As a fan, and hopefully this will come on the horizon, I would like Black to take his career out of cruise control, grab it by the horns and surprise everyone. I loved The Nice Guys, but this film won’t particularly stay with me. As expertly delivered as it was, as well acted as it was, and as fun as it was, the repeat value isn’t endless. The problem is, it’s too easy and we know it’s too easy for Black. To an extent it was take two on Kiss Kiss Bang Bang. Another stab at doing ‘that’ kind of film and making more theatrical waves. It sort of flopped but at least left some trace, whereas Kiss Kiss Bang Bang was more or less straight to video. The fact is though, the mismatched partner thing is Black’s super power. He’s the Grand-Master of it. If that sub-genre had an arena, he’d have the centre chair. What we don’t need however, is another one from him. He could fart out a script that is better than 99% of mismatched partner films.
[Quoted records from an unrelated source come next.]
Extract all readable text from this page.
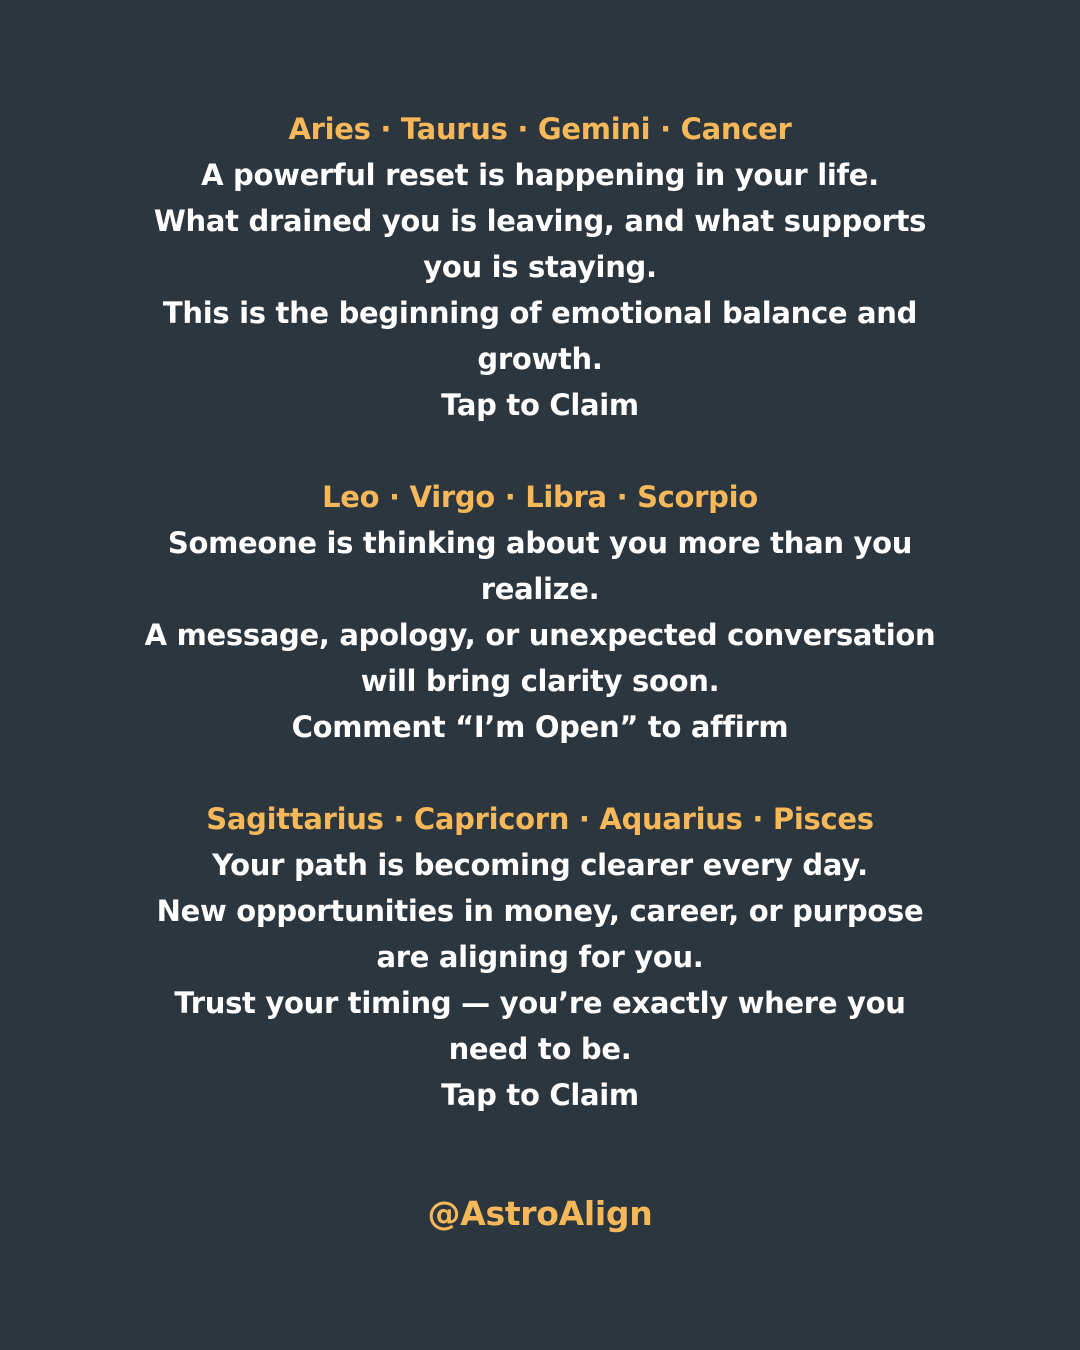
Aries · Taurus · Gemini · Cancer

A powerful reset is happening in your life.

What drained you is leaving, and what supports you is staying.

This is the beginning of emotional balance and growth.

Tap to Claim
Leo · Virgo · Libra · Scorpio

Someone is thinking about you more than you realize.

A message, apology, or unexpected conversation will bring clarity soon.

Comment “I’m Open” to affirm
Sagittarius · Capricorn · Aquarius · Pisces

Your path is becoming clearer every day.

New opportunities in money, career, or purpose are aligning for you.

Trust your timing — you’re exactly where you need to be.

Tap to Claim
@AstroAlign
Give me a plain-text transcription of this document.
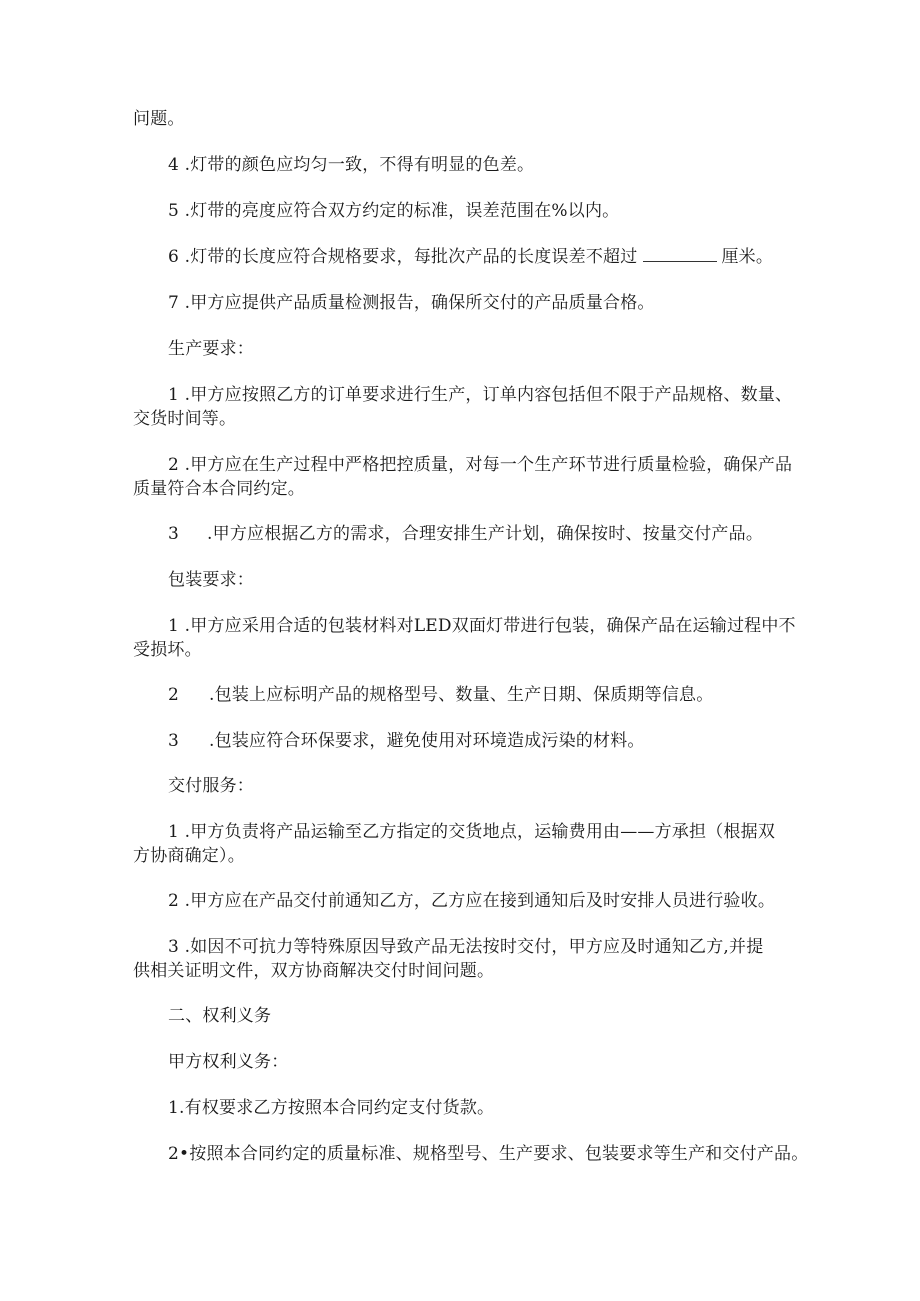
问题。
4 .灯带的颜色应均匀一致，不得有明显的色差。
5 .灯带的亮度应符合双方约定的标准，误差范围在%以内。
6 .灯带的长度应符合规格要求，每批次产品的长度误差不超过	厘米。
7 .甲方应提供产品质量检测报告，确保所交付的产品质量合格。
生产要求：
1 .甲方应按照乙方的订单要求进行生产，订单内容包括但不限于产品规格、数量、
交货时间等。
2 .甲方应在生产过程中严格把控质量，对每一个生产环节进行质量检验，确保产品
质量符合本合同约定。
3 .甲方应根据乙方的需求，合理安排生产计划，确保按时、按量交付产品。
包装要求：
1 .甲方应采用合适的包装材料对LED双面灯带进行包装，确保产品在运输过程中不
受损坏。
2 .包装上应标明产品的规格型号、数量、生产日期、保质期等信息。
3 .包装应符合环保要求，避免使用对环境造成污染的材料。
交付服务：
1 .甲方负责将产品运输至乙方指定的交货地点，运输费用由——方承担（根据双
方协商确定）。
2 .甲方应在产品交付前通知乙方，乙方应在接到通知后及时安排人员进行验收。
3 .如因不可抗力等特殊原因导致产品无法按时交付，甲方应及时通知乙方,并提
供相关证明文件，双方协商解决交付时间问题。
二、权利义务
甲方权利义务：
1.有权要求乙方按照本合同约定支付货款。
2•按照本合同约定的质量标准、规格型号、生产要求、包装要求等生产和交付产品。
If you look at his writing career it’s boiled down to a double split. There are the mismatched partner films (Action/comedy), Lethal Weapon, Last Boy Scout, Last Action Hero, The Long Kiss Goodnight, Kiss Kiss Bang Bang and The Nice Guys, then the B movie blockbusters, Monster Squad, Iron Man 3 (at the heart of Marvel is a B movie sensibility) and The Predator. This is what separates Black from a contemporary he in some ways probably partly inspired, Quentin Tarantino. Whilst Tarantino will point to the likes of Reservoir Dogs and Pulp Fiction, Black hasn’t reached that pinnacle yet, despite the potential to. He’s been adept with dramatic moments, but not taken a full swing in the genre, which I’m also sure he could do.
It boils down to a choice. Black certainly seems to do what he wants to do. What he enjoys. If that’s enough then great, and I’ll still be booking my tickets to see the next mismatched partnership he conjures, but maybe he still desires a next level of acclaim that hasn’t quite come yet.